I can easily believe it. This is related to the "when we detect you were too full to eat, we fail to roll back your fullness" bug. This would be a "when we detect that eating failed for any other reason, we fail to roll back your fullness."
The real issue is that we increment fullness when you submit the URL to eat and have to undo it later. That's not current "best practice" for how we handle requests to KoL. Here's a brief technical discussion.
Each kind of request can be submitted in two ways: from the GUI or CLI (i.e., under KoLmafia's control) or from the Relay Browser or visit_url (i.e., direct user action with KoLmafia not knowing exactly what is happening).
Each kind of request has a registerRequest method which examines the URL and writes to the session log.
Each kind of request SHOULD have a processResults method (which is called for KoLmafia-submitted requests), which calls some sort of "parse" method with the URL and response text.
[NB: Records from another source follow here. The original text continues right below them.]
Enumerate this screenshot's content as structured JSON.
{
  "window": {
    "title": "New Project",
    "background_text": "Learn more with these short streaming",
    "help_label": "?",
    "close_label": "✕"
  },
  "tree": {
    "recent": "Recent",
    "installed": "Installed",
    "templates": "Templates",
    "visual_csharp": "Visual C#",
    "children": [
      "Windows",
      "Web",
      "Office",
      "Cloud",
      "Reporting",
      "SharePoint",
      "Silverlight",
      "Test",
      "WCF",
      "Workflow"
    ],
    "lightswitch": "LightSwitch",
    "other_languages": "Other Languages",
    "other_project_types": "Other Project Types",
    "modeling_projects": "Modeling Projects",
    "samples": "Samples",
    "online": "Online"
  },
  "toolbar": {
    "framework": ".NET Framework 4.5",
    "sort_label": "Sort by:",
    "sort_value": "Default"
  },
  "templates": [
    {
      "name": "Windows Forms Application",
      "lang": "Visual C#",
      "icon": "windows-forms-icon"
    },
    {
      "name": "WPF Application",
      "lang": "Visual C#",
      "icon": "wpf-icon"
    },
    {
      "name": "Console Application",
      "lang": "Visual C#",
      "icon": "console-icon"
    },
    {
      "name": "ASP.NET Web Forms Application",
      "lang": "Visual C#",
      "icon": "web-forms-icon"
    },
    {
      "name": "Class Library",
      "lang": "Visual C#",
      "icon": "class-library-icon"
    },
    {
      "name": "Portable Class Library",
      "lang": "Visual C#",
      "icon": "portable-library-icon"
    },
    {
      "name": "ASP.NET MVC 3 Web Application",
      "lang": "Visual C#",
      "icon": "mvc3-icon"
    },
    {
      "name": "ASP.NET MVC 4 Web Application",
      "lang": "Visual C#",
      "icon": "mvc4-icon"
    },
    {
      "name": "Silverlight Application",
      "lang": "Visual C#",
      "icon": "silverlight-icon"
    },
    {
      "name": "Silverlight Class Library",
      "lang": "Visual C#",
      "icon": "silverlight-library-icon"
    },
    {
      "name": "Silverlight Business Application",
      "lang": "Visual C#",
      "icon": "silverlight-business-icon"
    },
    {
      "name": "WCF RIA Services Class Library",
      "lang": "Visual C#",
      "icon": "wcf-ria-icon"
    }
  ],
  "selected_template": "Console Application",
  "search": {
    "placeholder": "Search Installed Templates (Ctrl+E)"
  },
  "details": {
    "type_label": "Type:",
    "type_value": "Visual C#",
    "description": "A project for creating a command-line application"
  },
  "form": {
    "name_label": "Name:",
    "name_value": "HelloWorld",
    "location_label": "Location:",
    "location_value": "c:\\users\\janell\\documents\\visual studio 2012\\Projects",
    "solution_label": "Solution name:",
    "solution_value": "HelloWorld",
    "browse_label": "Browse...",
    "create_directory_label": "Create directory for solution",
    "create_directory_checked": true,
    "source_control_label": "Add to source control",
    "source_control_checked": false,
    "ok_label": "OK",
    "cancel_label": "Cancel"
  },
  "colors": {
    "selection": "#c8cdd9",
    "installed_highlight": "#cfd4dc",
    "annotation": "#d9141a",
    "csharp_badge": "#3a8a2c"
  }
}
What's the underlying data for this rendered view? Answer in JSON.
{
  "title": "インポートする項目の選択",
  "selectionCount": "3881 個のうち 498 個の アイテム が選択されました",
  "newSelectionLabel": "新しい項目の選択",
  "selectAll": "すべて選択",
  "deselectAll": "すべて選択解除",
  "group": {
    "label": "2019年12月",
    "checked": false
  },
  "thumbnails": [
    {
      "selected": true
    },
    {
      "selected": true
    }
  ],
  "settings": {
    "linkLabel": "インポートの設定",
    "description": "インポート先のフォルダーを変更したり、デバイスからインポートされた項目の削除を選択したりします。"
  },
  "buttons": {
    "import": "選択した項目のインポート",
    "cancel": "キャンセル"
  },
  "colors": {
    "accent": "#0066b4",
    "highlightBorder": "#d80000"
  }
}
The "parse" method is also called StaticEntity.externalUpdate to handle Relay Browser and visit_url submitted requests.
The registerRequest SHOULD do nothing but logging, and the "parse" method is the place to check for success in the response text and, based on the URL, update KoLmafia's internal data model if the request was successful - and leave it untouched if the request failed. Given that, there would be no need to "roll back fullness" or other aspects of the data model.
Unfortunately, UseItemRequest updates fullness - and various preferences and such - in registerRequest, NOT in the "parse" method. LOTS of request classes used to operate that way, and I spent many many hours rewriting them to operate according to what I described above. Unfortunately, UseItemRequest is very complicated, since there are many kinds of items which can be used and there are many ways in which using can succeed or fail.
In summary: the best fix for this would be to move fullness updating into UseItemRequest.parseConsumption and only do it if eating succeeded. Ditto for inebriety and spleen.
I don't have time. Perhaps somebody else will tackle it - or, at least, will "roll back" fullness if we detect the "you can't eat that" message, whatever it is.